Der versteht das ja doch nicht!

Der Kinder-Hospizdienst Saar veranstaltete seine 13. Fachkonferenz in Neunkirchen mit dem Schwerpunktthema: „Hospizarbeit und Trauerbegleitung für Menschen mit geistiger Behinderung“

Der Bewohner der Behinderteneinrichtung wusste zwei Jahre nach dem Versterben seiner Mutter immer noch nichts von ihrem Tod. Sie kam einfach nicht mehr. Für den behinderten Menschen eine tragische Situation, die niemand so erleben möchte. Ein Einzelfall oder gängige Praxis? Für die über 70 Besucher der 13. Fachkonferenz zur Kinderhospizarbeit auf jeden Fall ein Thema, das aufrüttelt und betroffen machte. „Wie kann man den Willen von Menschen mit geistiger Behinderung erfassen?“ „Wie erleben behinderte Menschen ihre Trauer?“ „Und wie können wir insbesondere behinderte Kinder in ihrer Trauer begleiten?“

Zwei Referenten und ein Podiumsgespräch mit Vertretern aus der Seelsorge, Hospiz- und Behindertenarbeit gaben Denkanstöße und berichteten aus der Praxis mit vielen wertvollen Anregungen und Einsichten.

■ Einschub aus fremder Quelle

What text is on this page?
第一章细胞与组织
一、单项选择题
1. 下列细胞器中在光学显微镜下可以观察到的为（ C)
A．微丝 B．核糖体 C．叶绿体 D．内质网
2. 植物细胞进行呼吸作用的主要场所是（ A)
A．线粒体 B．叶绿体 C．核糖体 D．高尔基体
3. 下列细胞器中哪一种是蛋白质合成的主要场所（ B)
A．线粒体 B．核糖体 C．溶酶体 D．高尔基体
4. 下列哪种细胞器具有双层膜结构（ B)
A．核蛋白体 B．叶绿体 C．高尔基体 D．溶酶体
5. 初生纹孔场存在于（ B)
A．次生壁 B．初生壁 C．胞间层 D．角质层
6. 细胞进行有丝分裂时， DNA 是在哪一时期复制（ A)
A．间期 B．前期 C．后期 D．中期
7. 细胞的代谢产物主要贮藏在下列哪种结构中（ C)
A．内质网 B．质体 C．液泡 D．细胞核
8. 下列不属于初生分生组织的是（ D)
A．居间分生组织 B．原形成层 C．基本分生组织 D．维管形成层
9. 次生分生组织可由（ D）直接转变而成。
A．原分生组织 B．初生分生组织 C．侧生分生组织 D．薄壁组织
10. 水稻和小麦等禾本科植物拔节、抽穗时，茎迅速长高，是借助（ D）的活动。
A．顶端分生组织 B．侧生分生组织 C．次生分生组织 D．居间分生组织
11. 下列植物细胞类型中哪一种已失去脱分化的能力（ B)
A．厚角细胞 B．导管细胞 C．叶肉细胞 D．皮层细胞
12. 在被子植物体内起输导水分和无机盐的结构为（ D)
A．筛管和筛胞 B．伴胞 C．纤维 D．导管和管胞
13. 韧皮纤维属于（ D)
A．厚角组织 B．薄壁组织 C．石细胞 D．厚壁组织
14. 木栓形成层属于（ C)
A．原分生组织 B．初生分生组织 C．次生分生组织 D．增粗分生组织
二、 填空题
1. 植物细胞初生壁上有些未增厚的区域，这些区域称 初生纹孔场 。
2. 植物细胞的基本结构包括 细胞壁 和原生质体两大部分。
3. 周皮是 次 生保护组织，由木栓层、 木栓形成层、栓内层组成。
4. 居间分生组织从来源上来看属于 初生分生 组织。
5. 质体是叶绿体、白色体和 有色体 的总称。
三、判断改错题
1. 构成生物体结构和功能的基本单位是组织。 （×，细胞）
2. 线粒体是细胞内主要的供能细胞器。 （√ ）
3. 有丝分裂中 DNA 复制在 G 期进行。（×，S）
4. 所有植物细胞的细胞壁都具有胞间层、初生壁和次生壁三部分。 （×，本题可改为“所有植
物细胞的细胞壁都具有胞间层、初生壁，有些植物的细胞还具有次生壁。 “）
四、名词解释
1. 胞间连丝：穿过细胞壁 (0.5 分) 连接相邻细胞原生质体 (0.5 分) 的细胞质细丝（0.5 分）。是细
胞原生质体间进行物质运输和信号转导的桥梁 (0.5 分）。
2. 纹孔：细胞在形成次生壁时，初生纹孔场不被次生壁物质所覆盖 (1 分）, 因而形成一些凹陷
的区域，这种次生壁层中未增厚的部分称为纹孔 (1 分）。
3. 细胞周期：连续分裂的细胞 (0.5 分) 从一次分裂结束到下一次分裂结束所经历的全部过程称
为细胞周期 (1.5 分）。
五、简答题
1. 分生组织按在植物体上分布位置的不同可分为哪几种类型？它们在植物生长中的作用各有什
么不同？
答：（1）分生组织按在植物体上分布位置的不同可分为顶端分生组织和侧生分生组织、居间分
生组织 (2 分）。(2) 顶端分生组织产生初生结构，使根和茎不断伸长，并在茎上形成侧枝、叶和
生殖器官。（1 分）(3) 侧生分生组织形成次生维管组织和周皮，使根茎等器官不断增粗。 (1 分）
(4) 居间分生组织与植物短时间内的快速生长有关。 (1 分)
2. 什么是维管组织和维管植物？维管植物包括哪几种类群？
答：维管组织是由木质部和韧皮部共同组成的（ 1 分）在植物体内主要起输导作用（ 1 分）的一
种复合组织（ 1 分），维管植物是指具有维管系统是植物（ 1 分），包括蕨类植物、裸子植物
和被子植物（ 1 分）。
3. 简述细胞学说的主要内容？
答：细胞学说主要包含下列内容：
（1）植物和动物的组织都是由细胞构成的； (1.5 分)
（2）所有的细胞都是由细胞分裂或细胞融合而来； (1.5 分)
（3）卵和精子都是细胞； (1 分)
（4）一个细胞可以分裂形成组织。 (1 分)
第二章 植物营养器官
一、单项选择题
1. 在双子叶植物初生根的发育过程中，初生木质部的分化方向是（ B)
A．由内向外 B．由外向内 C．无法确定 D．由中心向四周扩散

Der erfahrene Palliativmediziner Dr. Dietrich Wördehoff erläuterte, auf welche Weise es gelingen kann, den Patientenwillen behinderter Menschen zu dokumentieren. Auch wenn Hilfsangebote wie Patientenverfügung in einfacher, bildhafter Sprache zur Verfügung stehen, besteht eine besondere Herausforderung bei Menschen, mit denen eine verbale Verständigung nicht oder nicht mehr möglich ist. Im Krankheitsfall müssen die juristischen Vertreter ethisch schwierige Fragen wie beispielsweise „Künstlich ernähren – ja oder nein“ entscheiden. Aber auch hier gibt es Wege zur Entscheidungsassistenz: Dr. Wördehoff nennt genaue Beobachtung, viel Einfühlungsvermögen und eine intensive Auseinandersetzung mit der Biographie des Patienten um Anhaltspunkte zu erhalten.

Alle Beteiligten der Konferenz machten gleichermaßen deutlich: Eine wertschätzende Kommunikation, sowie Gefühle, Ängste und non-verbale Äußerungen ernst zu nehmen sind unerlässliche Grundvoraussetzungen in der Hospizarbeit und Trauerbegleitung behinderter Menschen. Die Realität gestaltet sich oft anders. Sind Kinder oder Erwachsene mit geistiger Behinderung vom Tod eines nahen Menschen betroffen, reagiert das soziale Umfeld nicht selten hilflos und überfordert. Vielfach wird die Fähigkeit zu trauern abgesprochen.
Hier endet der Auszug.